Sebenarnya saya sudah tau, kalo
perantau tanpa form A5 gak bisa ikut nyoblos, walau bawa E-KTP sekali pun, sama
seperti tahun 2014 lalu. Bedanya, dulu saya di Semarang, di kota besar, sekarang
saya di pedalaman , di kampung dayak, siapa tau kebijakannya beda.
Informasi yang saya dapat di TPS
beda-beda. HRD saya bilang pekerja yang mau nyoblos bisa ke TPS terdekat, bawa
E-KTP, info valid dari pimpinan TPS. Panwasnya bilang gak bisa, harus ada
surat, saya tunjukkan surat C6 saya yang dikirim lewat WA katanya bisa,
ditunggu dulu sampai tengah hari. Lewat jam 12, saya menghadap lagi, sedikit
lobbi-lobbi, tapi gak tembus, katanya wajib A5, sambil ditunjukkan buku saku
petugas TPS. Yasudah, belum rejeki. Golput lagi. Hehe
Saya sih biasa saja, gak
kecewa-kecewa amat, karena sudah pengalaman golput di edisi sebelumnya. Cuma
sedikit miris saja, 5 tahun berlalu, tapi permasalahan soal hak coblos
mencoblos ini gak selesai-selesai, terkesan jatuh di lubang yang sama.
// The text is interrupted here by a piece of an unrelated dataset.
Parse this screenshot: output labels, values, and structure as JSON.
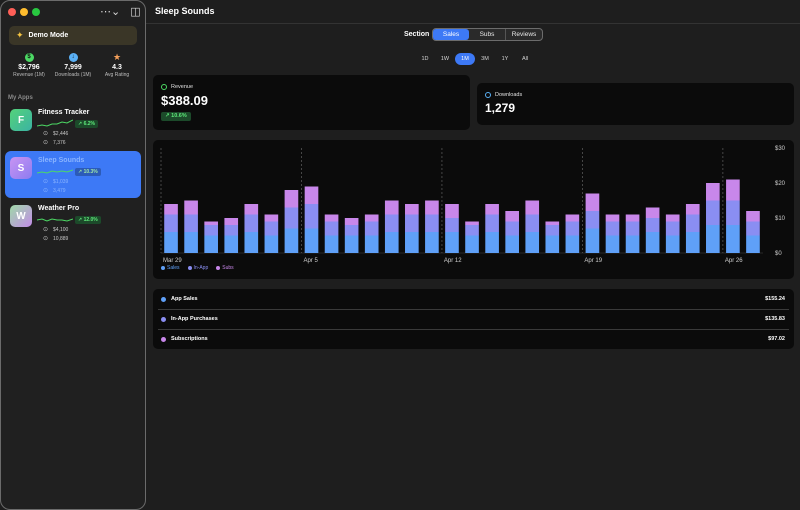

Padahal, perantau di Indonesia ini
banyak sekali, jumlahnya mungkin jutaan. Dan saya yakin mayoritas gak ngurus
A5, sama seperti saya dan teman-teman mahasiswa saya dulu di tahun 2014, dan
sama seperti saya dan ratusan karyawan di perusahaan tempat saya kerja
sekarang.
Sehingga saya pikir, slogan “1 suara
sangat penting untuk menentukan nasip Indonesia” itu hanya omong kosong, bahasa
jawanya bulsit. Pemanis saja, gaya-gayaan, biar pemilunya tetep ganteng.
Padahal jutaan suara tertolak, dengan
alasan gak punya A5.
Coba dimanfaatin NIK E-KTP yang mahal
itu, coba diintegrasikan dengan sistem dan software canggih, supaya orang yang
ber E-KTP bisa milih lewat aplikasi atau semacam mesin “ATM” dengan regulasi yang udah di Undang-undangkan dan
sistem keamanan tingkat tinggi supaya suara online itu gak bisa terduplikasi,
tertembus hacker, dan tetap rahasia. Saya rasa gak sulit-sulit amat, untuk
negara sebesar Indonesia ini.
Tapi yasudahlah, Indonesia masih
lebih percaya dengan cara manual, masih lebih suka mendebatkan kardus dan aluminium.
Yang dianggap sakti itu.
Sekarang, pemilu sudah selesai.
Hasilnya pun sudah bisa dilihat, walau hanya hitung cepat, walau hanya Presiden
nya saja. Ada kubu yang berpesta, ada kubu yang kecewa. Ada juga yang
biasa-biasa saja, seperti saya, walau jagoannya kalah.